Но самым важным открытием, на мой взгляд, было то, что уже упомянули Вы в своем вопросе: мы доказали, что режим химиотерапии, состоящий не менее чем из шести циклов, является наиболее оптимальным и позволяет значительно увеличить общую и бессобытийную выживаемость больных. Химиотерапия этого режима демонстрирует преимущества как у больных с мутациями в гене ТР53, так и у пациентов без неё. К слову, к этому же выводу параллельно пришли и ученые, проводившие международное проспективное мультицентровое исследование. Они свои данные опубликовали в 2022 году, мы — немного раньше, в 2021 году.

-  Да, общение коллег вашего профиля просто необходимо на международном уровне. Кстати, насколько мне известно, вы регулярно участвуете в Международном симпозиуме по детской нейроонкологии и других международных конференциях. Какие из них считаете самыми важными и знаковыми?
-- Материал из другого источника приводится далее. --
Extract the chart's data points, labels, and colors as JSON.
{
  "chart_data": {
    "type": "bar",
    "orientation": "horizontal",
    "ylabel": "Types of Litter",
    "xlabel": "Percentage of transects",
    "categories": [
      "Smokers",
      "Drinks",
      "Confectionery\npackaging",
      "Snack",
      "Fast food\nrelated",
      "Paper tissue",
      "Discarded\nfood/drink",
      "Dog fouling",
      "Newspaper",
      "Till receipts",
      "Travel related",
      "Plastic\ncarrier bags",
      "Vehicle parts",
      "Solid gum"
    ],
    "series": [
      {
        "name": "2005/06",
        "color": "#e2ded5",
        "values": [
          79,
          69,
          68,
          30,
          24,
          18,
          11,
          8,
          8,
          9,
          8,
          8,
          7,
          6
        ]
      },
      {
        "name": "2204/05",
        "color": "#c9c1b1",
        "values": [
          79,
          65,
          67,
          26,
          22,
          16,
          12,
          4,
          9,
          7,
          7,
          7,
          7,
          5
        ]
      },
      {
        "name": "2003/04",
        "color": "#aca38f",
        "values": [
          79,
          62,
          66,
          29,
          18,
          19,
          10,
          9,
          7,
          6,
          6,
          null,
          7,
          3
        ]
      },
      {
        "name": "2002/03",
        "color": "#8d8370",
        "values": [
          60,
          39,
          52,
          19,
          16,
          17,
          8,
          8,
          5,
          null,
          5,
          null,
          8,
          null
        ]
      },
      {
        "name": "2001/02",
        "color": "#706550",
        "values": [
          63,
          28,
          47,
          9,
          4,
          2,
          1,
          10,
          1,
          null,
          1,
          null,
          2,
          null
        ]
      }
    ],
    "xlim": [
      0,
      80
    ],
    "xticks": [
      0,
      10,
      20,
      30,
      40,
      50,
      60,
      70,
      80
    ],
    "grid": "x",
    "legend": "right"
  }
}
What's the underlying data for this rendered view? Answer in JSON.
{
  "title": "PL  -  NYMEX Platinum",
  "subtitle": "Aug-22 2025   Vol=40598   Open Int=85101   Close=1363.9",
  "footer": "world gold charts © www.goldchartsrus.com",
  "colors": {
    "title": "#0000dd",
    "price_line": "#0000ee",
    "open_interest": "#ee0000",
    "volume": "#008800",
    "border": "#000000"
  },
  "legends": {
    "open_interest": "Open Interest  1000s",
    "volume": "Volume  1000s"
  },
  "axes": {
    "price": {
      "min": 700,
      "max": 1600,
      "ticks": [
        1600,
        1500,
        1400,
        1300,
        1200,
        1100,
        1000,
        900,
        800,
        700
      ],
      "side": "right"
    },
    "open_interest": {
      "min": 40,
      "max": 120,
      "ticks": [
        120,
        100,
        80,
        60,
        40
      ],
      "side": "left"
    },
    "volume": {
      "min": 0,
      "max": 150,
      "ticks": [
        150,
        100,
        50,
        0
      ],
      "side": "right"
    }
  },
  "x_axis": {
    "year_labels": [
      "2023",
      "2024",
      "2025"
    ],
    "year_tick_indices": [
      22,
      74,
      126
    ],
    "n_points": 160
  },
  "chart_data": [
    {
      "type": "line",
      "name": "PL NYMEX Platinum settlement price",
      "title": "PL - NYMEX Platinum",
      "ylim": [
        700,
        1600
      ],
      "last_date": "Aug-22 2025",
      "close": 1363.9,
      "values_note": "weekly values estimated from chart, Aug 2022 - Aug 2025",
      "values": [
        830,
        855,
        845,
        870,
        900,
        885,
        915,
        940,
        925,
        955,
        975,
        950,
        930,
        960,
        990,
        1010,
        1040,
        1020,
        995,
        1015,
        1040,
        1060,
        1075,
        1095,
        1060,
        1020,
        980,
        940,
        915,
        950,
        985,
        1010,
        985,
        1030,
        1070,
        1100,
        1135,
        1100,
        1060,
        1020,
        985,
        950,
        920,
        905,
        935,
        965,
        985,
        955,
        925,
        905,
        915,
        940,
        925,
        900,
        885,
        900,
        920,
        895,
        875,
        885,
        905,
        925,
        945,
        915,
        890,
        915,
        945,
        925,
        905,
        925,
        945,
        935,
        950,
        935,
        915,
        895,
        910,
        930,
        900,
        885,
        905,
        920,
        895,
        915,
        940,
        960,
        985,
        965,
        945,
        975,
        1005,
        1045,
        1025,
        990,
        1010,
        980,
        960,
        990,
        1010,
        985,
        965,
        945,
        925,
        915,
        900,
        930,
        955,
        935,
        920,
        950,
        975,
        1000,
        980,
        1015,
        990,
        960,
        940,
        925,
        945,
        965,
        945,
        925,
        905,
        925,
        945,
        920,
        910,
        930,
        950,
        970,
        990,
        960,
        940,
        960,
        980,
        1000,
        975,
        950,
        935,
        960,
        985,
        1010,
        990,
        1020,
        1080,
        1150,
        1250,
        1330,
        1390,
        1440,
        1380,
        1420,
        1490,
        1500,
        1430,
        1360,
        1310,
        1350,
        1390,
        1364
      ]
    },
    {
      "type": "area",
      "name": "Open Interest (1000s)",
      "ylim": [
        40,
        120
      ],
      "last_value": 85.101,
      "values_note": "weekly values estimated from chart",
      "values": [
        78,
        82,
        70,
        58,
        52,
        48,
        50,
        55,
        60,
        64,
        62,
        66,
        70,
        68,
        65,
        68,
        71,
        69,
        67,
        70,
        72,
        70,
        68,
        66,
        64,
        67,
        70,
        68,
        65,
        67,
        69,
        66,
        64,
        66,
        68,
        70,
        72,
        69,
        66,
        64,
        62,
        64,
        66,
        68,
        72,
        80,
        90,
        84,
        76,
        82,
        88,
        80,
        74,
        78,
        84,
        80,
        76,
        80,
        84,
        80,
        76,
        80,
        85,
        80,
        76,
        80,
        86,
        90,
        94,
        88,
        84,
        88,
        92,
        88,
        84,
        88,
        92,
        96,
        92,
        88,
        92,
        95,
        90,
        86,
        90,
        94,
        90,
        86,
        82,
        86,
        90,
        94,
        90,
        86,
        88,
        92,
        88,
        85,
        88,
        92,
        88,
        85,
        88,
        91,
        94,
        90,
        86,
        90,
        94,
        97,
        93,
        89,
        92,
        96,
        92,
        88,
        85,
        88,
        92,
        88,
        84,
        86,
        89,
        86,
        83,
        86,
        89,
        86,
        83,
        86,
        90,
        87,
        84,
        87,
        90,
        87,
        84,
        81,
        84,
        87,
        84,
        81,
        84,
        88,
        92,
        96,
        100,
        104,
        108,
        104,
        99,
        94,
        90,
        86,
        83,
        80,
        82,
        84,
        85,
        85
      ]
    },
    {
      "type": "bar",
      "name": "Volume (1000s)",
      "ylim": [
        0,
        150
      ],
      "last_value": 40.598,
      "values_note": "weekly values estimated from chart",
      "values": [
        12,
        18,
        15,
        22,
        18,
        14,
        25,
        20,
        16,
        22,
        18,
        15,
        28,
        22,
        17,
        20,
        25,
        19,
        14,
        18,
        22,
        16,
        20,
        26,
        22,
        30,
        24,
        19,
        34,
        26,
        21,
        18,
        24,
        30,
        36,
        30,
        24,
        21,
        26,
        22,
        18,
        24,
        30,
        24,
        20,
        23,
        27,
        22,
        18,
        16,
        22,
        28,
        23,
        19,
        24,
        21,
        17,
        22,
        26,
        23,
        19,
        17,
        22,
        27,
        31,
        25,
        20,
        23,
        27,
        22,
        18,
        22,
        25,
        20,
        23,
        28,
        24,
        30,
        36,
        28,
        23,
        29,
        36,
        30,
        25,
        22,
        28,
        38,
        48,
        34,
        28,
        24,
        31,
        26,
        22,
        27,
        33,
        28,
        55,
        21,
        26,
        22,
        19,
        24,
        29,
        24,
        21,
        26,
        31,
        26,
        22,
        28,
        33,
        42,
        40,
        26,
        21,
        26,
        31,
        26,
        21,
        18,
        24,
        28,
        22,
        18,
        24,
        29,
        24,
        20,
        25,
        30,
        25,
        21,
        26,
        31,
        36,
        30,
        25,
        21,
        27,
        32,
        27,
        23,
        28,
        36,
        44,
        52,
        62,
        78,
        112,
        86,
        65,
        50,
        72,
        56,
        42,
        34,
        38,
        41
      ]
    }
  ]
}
- Верно, я достаточно много участвую в международных конференциях. Важно делиться своими знаниями и опытом, одновременно перенимая опыт у коллег и обогащаясь их знаниями. International Symposium on Pediatric Neuro-Oncology, на мой взгляд, самый престижный. Я участвовала в нём дважды: в 2018 и 2020 году. На этой встрече собираются лучшие специалисты в области исследования, лечения и реабилитации детей и подростков с опухолями центральной нервной системы. Больше всего коллег заинтересовали мои доклады “Долгосрочный эффект химиотерапии первой линии режима винкристин и карбоплатин на глиомы зрительного пути”,  а также “Диффузная лептоменингеальная глионейронная опухоль (ДЛГО) у детей: различные клинические проявления и исходы”.

Также участвовала в нейрохирургической конференции 46th Annual Meeting of International Society for Pediatric Neurosurgery с докладом о результатах хирургического лечения глиом зрительного пути “Роль хирургии при глиомах зрительного пути у детей. Опыт НМИЦ нейрохирургии имени акад. Н.Н. Бурденко”, который вызвал широкую дискуссию. Без обмена знаниями и наработками движение вперед невозможно либо происходит очень медленно, а в вопросах спасения жизни людей время имеет огромное значение.

-  Какие цели вы сейчас ставите перед собой? Они больше научные или практические?

- Врач за свою карьеру может вылечить сотни пациентов, а клинический ученый — тысячи по всему миру благодаря распространению информации о сделанных им открытиях. Хочется продолжать научную деятельность, развивать, углублять, расширять, совершенствовать свои знания, идти вперед и продолжать помогать людям. Нет ничего более значительного, чем видеть улыбки детей, которых тебе удалось спасти!